Its sad, huh? How sad though? Sad enough that we want to do sometime about it? Sad enough that we will remember Grace tonight as we snuggle down into our beds or next month as we pay the bills? Maybe. But maybe not. Because it hurts, but it doesn't hurt that much. It doesn't hurt the way it would if Grace was your grandmother all alone there in the dark. It does for God. Because Grace is His.
As I snuggle both these sweet girls, as I kiss their cheeks, as I spoon Pediasure into Angelina's little mouth or watch Grace rejoice over the gift of a scraggly old blanket, I allow the tears to fall. The tears that hurt for these people as if they were my family. Because they are my family. And it SHOULD hurt. It shouldn't be different. I desire for it to never again be different.

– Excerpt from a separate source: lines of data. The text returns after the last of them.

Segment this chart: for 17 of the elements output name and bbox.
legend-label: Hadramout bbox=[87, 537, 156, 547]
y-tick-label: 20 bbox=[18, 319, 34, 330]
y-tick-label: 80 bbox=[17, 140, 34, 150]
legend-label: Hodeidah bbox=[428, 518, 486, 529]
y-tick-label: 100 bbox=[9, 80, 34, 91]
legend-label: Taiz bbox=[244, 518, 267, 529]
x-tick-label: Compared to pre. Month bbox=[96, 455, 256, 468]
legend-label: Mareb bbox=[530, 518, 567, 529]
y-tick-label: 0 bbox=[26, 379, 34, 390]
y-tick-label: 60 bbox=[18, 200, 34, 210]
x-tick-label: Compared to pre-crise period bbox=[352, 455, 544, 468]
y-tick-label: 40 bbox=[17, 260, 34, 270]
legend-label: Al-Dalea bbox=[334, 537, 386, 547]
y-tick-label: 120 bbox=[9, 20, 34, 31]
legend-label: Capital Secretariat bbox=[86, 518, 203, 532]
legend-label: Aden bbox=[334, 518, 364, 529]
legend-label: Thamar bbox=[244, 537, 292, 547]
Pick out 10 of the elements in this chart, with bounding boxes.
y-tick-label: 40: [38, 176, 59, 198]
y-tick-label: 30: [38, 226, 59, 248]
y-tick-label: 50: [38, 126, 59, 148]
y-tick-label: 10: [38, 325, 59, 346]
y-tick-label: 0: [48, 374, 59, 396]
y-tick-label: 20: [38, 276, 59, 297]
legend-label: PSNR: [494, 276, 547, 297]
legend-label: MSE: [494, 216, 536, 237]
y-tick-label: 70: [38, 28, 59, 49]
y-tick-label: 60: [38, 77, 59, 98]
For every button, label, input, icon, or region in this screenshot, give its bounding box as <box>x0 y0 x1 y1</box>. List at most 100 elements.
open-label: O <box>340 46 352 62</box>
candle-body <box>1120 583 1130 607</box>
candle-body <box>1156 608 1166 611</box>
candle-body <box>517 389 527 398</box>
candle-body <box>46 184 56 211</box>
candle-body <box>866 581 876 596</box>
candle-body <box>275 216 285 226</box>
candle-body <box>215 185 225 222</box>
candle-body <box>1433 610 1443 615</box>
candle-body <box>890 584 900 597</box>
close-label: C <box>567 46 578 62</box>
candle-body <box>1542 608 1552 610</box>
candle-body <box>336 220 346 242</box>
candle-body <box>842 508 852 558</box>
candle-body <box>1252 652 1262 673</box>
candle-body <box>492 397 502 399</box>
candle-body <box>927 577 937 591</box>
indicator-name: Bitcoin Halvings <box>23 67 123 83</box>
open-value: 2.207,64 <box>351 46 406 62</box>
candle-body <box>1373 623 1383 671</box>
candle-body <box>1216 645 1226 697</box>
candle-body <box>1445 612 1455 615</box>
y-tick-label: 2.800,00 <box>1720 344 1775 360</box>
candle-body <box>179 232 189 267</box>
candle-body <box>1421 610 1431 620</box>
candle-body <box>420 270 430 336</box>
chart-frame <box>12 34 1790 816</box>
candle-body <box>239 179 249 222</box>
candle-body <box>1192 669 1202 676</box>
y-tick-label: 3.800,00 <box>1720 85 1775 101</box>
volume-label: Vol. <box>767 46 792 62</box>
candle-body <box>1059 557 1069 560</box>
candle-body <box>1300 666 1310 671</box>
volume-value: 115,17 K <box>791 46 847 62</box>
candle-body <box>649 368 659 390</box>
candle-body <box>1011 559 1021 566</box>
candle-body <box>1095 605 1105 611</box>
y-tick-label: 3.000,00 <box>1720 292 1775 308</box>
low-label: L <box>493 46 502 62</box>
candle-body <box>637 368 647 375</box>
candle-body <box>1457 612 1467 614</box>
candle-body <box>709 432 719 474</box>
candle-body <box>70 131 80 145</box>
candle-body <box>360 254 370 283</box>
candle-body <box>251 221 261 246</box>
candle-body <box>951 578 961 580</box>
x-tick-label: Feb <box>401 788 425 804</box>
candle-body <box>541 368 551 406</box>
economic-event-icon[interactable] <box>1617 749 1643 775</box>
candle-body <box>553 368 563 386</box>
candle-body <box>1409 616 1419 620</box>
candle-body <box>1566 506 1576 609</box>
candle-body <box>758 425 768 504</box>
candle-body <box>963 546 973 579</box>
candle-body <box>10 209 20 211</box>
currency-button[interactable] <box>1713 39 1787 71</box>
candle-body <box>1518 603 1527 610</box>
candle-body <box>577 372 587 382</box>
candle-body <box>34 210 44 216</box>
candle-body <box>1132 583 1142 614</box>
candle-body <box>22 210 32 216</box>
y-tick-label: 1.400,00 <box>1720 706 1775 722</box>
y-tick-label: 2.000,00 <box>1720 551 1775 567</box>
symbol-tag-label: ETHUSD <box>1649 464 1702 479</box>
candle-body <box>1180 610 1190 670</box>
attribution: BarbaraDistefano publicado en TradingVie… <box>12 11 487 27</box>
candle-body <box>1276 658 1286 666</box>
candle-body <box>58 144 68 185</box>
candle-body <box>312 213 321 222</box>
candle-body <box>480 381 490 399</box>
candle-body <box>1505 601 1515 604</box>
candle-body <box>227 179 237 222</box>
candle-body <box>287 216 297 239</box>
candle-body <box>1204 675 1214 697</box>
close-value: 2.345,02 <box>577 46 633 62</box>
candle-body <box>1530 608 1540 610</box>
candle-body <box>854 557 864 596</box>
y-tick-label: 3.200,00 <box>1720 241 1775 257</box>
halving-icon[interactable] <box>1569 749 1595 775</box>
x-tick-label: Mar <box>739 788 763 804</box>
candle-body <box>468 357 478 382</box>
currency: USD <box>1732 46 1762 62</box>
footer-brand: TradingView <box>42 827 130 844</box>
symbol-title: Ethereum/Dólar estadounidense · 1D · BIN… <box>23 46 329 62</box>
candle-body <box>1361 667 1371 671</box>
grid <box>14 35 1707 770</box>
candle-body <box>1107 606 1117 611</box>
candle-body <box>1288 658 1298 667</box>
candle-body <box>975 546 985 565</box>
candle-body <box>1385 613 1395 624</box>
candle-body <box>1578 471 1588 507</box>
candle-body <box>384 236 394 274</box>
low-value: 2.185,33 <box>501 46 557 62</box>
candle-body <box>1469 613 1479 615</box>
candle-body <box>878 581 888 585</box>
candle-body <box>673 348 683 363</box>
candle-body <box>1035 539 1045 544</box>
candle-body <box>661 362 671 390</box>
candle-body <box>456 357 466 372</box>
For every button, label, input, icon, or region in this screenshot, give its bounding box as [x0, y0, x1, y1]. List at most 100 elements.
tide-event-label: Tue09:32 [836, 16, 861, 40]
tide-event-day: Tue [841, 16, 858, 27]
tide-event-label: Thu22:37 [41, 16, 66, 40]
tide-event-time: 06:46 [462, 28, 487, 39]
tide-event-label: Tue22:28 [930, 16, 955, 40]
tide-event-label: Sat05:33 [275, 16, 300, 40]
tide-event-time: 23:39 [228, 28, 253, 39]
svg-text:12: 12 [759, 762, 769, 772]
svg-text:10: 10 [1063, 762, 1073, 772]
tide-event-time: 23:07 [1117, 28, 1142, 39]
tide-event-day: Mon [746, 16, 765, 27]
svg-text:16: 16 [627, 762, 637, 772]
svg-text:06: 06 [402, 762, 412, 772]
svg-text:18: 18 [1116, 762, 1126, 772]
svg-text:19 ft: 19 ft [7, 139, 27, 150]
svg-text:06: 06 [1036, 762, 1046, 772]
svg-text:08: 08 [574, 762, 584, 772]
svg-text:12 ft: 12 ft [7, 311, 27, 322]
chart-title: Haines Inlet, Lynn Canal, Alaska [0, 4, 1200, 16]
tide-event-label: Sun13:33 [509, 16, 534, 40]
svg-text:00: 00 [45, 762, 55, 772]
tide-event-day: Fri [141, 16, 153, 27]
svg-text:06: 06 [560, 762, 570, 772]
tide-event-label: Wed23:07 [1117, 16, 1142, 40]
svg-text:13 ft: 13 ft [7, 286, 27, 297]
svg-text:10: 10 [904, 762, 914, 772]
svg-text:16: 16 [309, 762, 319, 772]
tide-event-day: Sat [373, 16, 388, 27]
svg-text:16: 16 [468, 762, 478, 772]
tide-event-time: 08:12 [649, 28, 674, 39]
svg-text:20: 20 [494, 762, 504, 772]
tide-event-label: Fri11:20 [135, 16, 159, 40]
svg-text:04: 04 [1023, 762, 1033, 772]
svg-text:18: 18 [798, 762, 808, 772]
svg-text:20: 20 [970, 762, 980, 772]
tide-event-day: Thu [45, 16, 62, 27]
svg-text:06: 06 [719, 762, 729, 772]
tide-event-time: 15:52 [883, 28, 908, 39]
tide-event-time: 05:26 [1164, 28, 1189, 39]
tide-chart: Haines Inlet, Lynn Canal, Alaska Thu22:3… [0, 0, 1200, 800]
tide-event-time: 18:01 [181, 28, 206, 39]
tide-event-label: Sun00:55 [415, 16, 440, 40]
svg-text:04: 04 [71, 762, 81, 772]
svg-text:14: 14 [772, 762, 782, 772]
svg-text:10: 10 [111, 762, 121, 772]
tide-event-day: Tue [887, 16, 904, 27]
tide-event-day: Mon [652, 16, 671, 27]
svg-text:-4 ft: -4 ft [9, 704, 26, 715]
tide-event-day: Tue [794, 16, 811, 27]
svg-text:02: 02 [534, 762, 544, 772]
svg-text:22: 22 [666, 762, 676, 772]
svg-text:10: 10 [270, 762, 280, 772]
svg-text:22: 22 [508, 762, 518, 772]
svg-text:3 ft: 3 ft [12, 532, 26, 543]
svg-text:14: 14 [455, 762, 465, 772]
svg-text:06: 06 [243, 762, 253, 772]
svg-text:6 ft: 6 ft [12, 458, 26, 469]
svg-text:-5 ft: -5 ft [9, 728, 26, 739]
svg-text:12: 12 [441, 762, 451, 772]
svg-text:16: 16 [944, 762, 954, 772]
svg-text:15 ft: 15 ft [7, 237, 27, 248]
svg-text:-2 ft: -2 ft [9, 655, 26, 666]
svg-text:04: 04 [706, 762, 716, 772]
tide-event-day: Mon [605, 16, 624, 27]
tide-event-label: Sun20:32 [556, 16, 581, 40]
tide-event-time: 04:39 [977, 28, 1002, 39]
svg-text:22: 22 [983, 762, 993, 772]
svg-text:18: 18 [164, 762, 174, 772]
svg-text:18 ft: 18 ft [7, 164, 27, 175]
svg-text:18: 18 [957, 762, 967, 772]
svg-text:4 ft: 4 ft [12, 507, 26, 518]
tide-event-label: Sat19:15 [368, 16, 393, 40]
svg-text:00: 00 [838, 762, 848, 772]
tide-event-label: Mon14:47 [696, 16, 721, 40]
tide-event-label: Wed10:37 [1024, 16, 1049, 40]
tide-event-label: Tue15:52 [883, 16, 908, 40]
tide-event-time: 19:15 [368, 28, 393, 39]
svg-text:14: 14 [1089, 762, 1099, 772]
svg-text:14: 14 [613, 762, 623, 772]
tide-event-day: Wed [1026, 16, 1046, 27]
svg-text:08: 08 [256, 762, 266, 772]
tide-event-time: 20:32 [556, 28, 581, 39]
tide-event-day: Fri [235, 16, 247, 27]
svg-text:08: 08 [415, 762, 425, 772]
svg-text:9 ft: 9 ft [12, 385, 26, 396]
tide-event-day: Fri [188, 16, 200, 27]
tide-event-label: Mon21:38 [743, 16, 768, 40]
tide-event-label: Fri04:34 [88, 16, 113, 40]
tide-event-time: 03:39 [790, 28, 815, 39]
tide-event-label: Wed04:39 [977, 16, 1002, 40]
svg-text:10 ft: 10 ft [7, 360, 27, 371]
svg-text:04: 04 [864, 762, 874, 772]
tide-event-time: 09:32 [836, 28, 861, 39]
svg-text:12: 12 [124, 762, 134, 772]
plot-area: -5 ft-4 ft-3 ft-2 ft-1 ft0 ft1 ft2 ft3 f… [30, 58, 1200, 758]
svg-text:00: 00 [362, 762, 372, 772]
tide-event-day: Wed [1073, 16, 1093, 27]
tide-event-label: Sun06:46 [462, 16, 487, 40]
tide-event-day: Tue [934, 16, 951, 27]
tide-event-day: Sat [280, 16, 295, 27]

We are the body of Christ. But do we know what that means? Do we long for our brothers and sisters to be comfortable and fed and well? Do we long for it enough that we are uncomfortable under our blankets at night or eating our pancakes in the morning? Do we feel the hurt that God feels as He watches the body of Christ sit back and allow these precious children of his to perish? Maybe sometimes. But sometimes, we are too busy, or we forget, or hurting for our own children is enough. We are the body of Christ. We need to hurt. We need to react. Their needs to be the same urgency and panic and frustration and desperation as if these were our own children. They are God's children."